Tuesday, September 12, 2017

Dialogue in your Writing

By Susan Reichert, Editor-in-Chief for Southern Writers Magazine 

Dialogue, is having conversations. Whether it be movies on the big screen or little screen or a novel, there will be conversations, dialogue.

For writers, words are our bread and butter. Choosing our words in writing dialogue is important, it brings our characters conversations to life.

While it is true, we sometimes as writers make our sentences too long, we must remember the sentence must make sense. So, if you are going to shorten it, make sure you are not cutting the heart out of the sentence.

One thing that makes it easy in writing dialogue is when you can write the way the character would talk. If you listen when someone is talking, you will hear how you can write better.

Listening to someone talk you hear how sentences are chopped and words are garbled. You don’t normally hear people talking in formalities, however, if your character is a butler, then yes, he will be speaking with formality.

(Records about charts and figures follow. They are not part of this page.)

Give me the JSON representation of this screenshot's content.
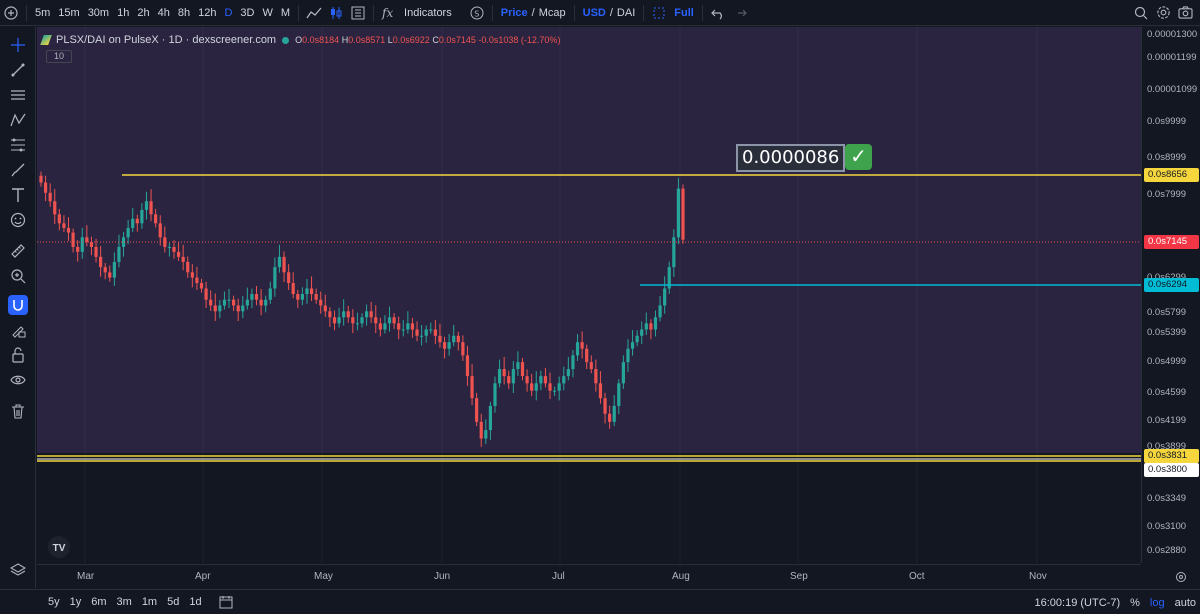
{
  "toolbar": {
    "intervals": [
      "5m",
      "15m",
      "30m",
      "1h",
      "2h",
      "4h",
      "8h",
      "12h",
      "D",
      "3D",
      "W",
      "M"
    ],
    "active_interval": "D",
    "indicators_label": "Indicators",
    "price_label": "Price",
    "mcap_label": "Mcap",
    "usd_label": "USD",
    "dai_label": "DAI",
    "full_label": "Full",
    "slash": "/"
  },
  "legend": {
    "symbol": "PLSX/DAI on PulseX · 1D · dexscreener.com",
    "o_label": "O",
    "o_value": "0.0s8184",
    "h_label": "H",
    "h_value": "0.0s8571",
    "l_label": "L",
    "l_value": "0.0s6922",
    "c_label": "C",
    "c_value": "0.0s7145",
    "change": "-0.0s1038 (-12.70%)",
    "volume_badge": "10"
  },
  "annotation": {
    "text": "0.0000086",
    "check": "✓"
  },
  "price_axis": {
    "ticks": [
      "0.00001300",
      "0.00001199",
      "0.00001099",
      "0.0s9999",
      "0.0s8999",
      "0.0s7999",
      "0.0s6999",
      "0.0s6299",
      "0.0s5799",
      "0.0s5399",
      "0.0s4999",
      "0.0s4599",
      "0.0s4199",
      "0.0s3899",
      "0.0s3599",
      "0.0s3349",
      "0.0s3100",
      "0.0s2880"
    ],
    "labels": [
      {
        "text": "0.0s8656",
        "color": "#f5d63d",
        "text_color": "#131722"
      },
      {
        "text": "0.0s7145",
        "color": "#f23645",
        "text_color": "#ffffff"
      },
      {
        "text": "0.0s6294",
        "color": "#00bcd4",
        "text_color": "#131722"
      },
      {
        "text": "0.0s3831",
        "color": "#f5d63d",
        "text_color": "#131722"
      },
      {
        "text": "0.0s3800",
        "color": "#ffffff",
        "text_color": "#131722"
      }
    ]
  },
  "time_axis": [
    "Mar",
    "Apr",
    "May",
    "Jun",
    "Jul",
    "Aug",
    "Sep",
    "Oct",
    "Nov"
  ],
  "bottom": {
    "ranges": [
      "5y",
      "1y",
      "6m",
      "3m",
      "1m",
      "5d",
      "1d"
    ],
    "time": "16:00:19 (UTC-7)",
    "percent": "%",
    "log": "log",
    "auto": "auto"
  },
  "colors": {
    "background": "#2a2440",
    "up": "#26a69a",
    "down": "#ef5350",
    "resistance_line": "#f5d63d",
    "support_line": "#00bcd4",
    "accent": "#2962ff"
  },
  "chart_data": {
    "type": "candlestick",
    "symbol": "PLSX/DAI",
    "interval": "1D",
    "x_range": [
      "Feb 18",
      "Jul 30"
    ],
    "horizontal_lines": [
      8.656e-05,
      6.294e-05,
      3.831e-05,
      3.8e-05
    ],
    "last_close": 7.145e-05,
    "closes_approx": [
      8.45e-05,
      8.2e-05,
      8e-05,
      7.7e-05,
      7.5e-05,
      7.4e-05,
      7.3e-05,
      7e-05,
      6.9e-05,
      7.2e-05,
      7.1e-05,
      7e-05,
      6.8e-05,
      6.6e-05,
      6.5e-05,
      6.4e-05,
      6.7e-05,
      7e-05,
      7.2e-05,
      7.4e-05,
      7.6e-05,
      7.5e-05,
      7.8e-05,
      8e-05,
      7.7e-05,
      7.5e-05,
      7.2e-05,
      7e-05,
      7e-05,
      6.9e-05,
      6.8e-05,
      6.7e-05,
      6.5e-05,
      6.4e-05,
      6.3e-05,
      6.2e-05,
      6e-05,
      5.9e-05,
      5.8e-05,
      5.9e-05,
      6e-05,
      6e-05,
      5.9e-05,
      5.8e-05,
      5.9e-05,
      6e-05,
      6.1e-05,
      6e-05,
      5.9e-05,
      6e-05,
      6.2e-05,
      6.6e-05,
      6.8e-05,
      6.5e-05,
      6.3e-05,
      6.1e-05,
      6e-05,
      6.1e-05,
      6.2e-05,
      6.1e-05,
      6e-05,
      5.9e-05,
      5.8e-05,
      5.7e-05,
      5.6e-05,
      5.7e-05,
      5.8e-05,
      5.7e-05,
      5.6e-05,
      5.6e-05,
      5.7e-05,
      5.8e-05,
      5.7e-05,
      5.6e-05,
      5.5e-05,
      5.6e-05,
      5.7e-05,
      5.6e-05,
      5.5e-05,
      5.5e-05,
      5.6e-05,
      5.5e-05,
      5.4e-05,
      5.4e-05,
      5.5e-05,
      5.5e-05,
      5.4e-05,
      5.3e-05,
      5.2e-05,
      5.3e-05,
      5.4e-05,
      5.3e-05,
      5.1e-05,
      4.8e-05,
      4.5e-05,
      4.2e-05,
      4e-05,
      4.1e-05,
      4.4e-05,
      4.7e-05,
      4.9e-05,
      4.8e-05,
      4.7e-05,
      4.9e-05,
      5e-05,
      4.8e-05,
      4.7e-05,
      4.6e-05,
      4.7e-05,
      4.8e-05,
      4.7e-05,
      4.6e-05,
      4.6e-05,
      4.7e-05,
      4.8e-05,
      4.9e-05,
      5.1e-05,
      5.3e-05,
      5.2e-05,
      5e-05,
      4.9e-05,
      4.7e-05,
      4.5e-05,
      4.3e-05,
      4.2e-05,
      4.4e-05,
      4.7e-05,
      5e-05,
      5.2e-05,
      5.3e-05,
      5.4e-05,
      5.5e-05,
      5.6e-05,
      5.5e-05,
      5.7e-05,
      5.9e-05,
      6.2e-05,
      6.6e-05,
      7.2e-05,
      8.3e-05,
      7.15e-05
    ]
  }
}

A writer friend of mine, listens to conversations; when she hears phrases that interest her she writes them in a journal. She catalogs the phrases into formal or casual and has available all sorts of phrases to use for her characters conversations.

For a writer, our dialogue needs to be interesting and attention grabbing when needed. 

Our readers need to be able to distinguish which character is talking. So, it’s important to create personalized dialogue for each character. Perhaps we should read over our dialogues, edit them, making sure the words sound like our character.